In de jaren 1939-1945 zijn in Ravensbrück ongeveer 132.000 vrouwen en kinderen en 20.000 mannen als gevangene geregistreerd, waaronder ca. 1000 Nederlandse vrouwen.
Op 6 september 1944 werd bij nadering van de geallieerde legers het kamp Vught ontruimd en dit had tot gevolg dat er ca. 750 vrouwen naar Ravensbrück werden getransporteerd. Een groot aantal van deze vrouwen ging vanuit Ravensbrück op transport naar zogenaamde arbeidscommando’s, zoals Telefunken in Reichenbach en IG-Farben in Dachau. De achtergeblevenen werden bij Siemens en andere commando’s in Ravensbrück te werk gesteld.
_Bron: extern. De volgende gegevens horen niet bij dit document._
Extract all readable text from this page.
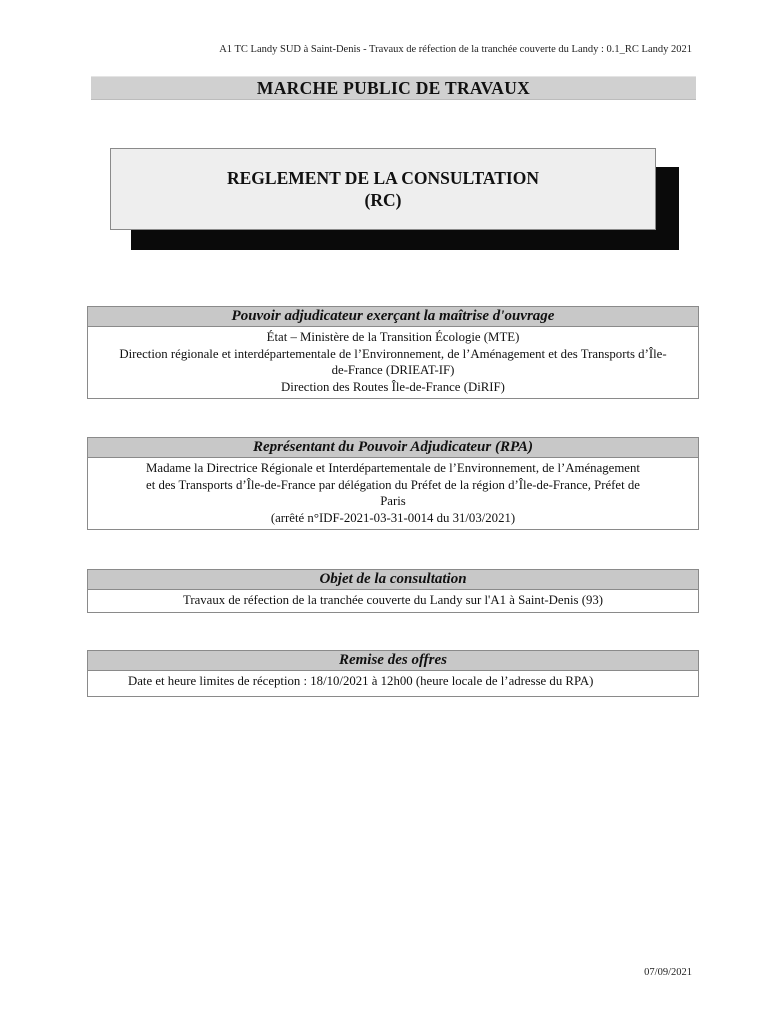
A1 TC Landy SUD à Saint-Denis - Travaux de réfection de la tranchée couverte du Landy : 0.1_RC Landy 2021
MARCHE PUBLIC DE TRAVAUX
REGLEMENT DE LA CONSULTATION
(RC)
Pouvoir adjudicateur exerçant la maîtrise d'ouvrage
État – Ministère de la Transition Écologie (MTE)
Direction régionale et interdépartementale de l’Environnement, de l’Aménagement et des Transports d’Île-de-France (DRIEAT-IF)
Direction des Routes Île-de-France (DiRIF)
Représentant du Pouvoir Adjudicateur (RPA)
Madame la Directrice Régionale et Interdépartementale de l’Environnement, de l’Aménagement et des Transports d’Île-de-France par délégation du Préfet de la région d’Île-de-France, Préfet de Paris
(arrêté n°IDF-2021-03-31-0014 du 31/03/2021)
Objet de la consultation
Travaux de réfection de la tranchée couverte du Landy sur l'A1 à Saint-Denis (93)
Remise des offres
Date et heure limites de réception : 18/10/2021 à 12h00 (heure locale de l’adresse du RPA)
07/09/2021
In Ravensbrück zijn 215 Nederlandse vrouwen overleden.
Ongeveer 1.000 jonge vrouwen kwamen terecht in het ‘Jugendschutzlager Uckermark’. De gevangenen van Ravensbrück waren afkomstig uit meer dan 40 landen. Onder hen waren joden, alsook Sinti en Roma. Tienduizenden werden vermoord, stierven door honger, ziekte of door medische experimenten. In het kader van de actie ’14f13′ werden gehandicapte gevangenen en zij die als arbeidsongeschikt werden beschouwd, vermoord. In de gaskamer van het ‘herstellingsoord’ Bernburg werden met hen ook joodse gevangenen vermoord.
Aan het eind van 1944 werd naast het crematorium een provisorische gaskamer ingericht. Hier liet de SS tussen eind januari en april 1945 circa 5.000 tot 6.000 gevangenen vergassen.
Vlak voor het einde van de oorlog evacueerden het Internationale-, het Zweedse- en het Deense Rode Kruis ongeveer 7.500 gevangenen naar Zweden, Zwitserland en Frankrijk. Ongeveer 280 Nederlandse vrouwen zijn naar Zweden geëvacueerd. Op grond van een ontruimingsbevel van Himmler liet kampcommandant Fritz Suhren de 20.000 overgebleven gevangenen in meerdere marscolonnes te voet naar het noordwesten voeren. Op 30 april 1945 bevrijdde het Rode Leger het vrouwenconcentratiekamp Ravensbrück, waar op dat moment nog zo’n 2.000 zieke gevangenen verbleven.
Met de bevrijding was het leed voor de meeste vrouwen, mannen en kinderen nog niet geleden. Velen van hen stierven in de daarop volgende weken, maanden en jaren. Ook de overlevenden leden nog tientallen jaren na hun bevrijding aan de gevolgen van hun gevangenschap in het concentratiekamp.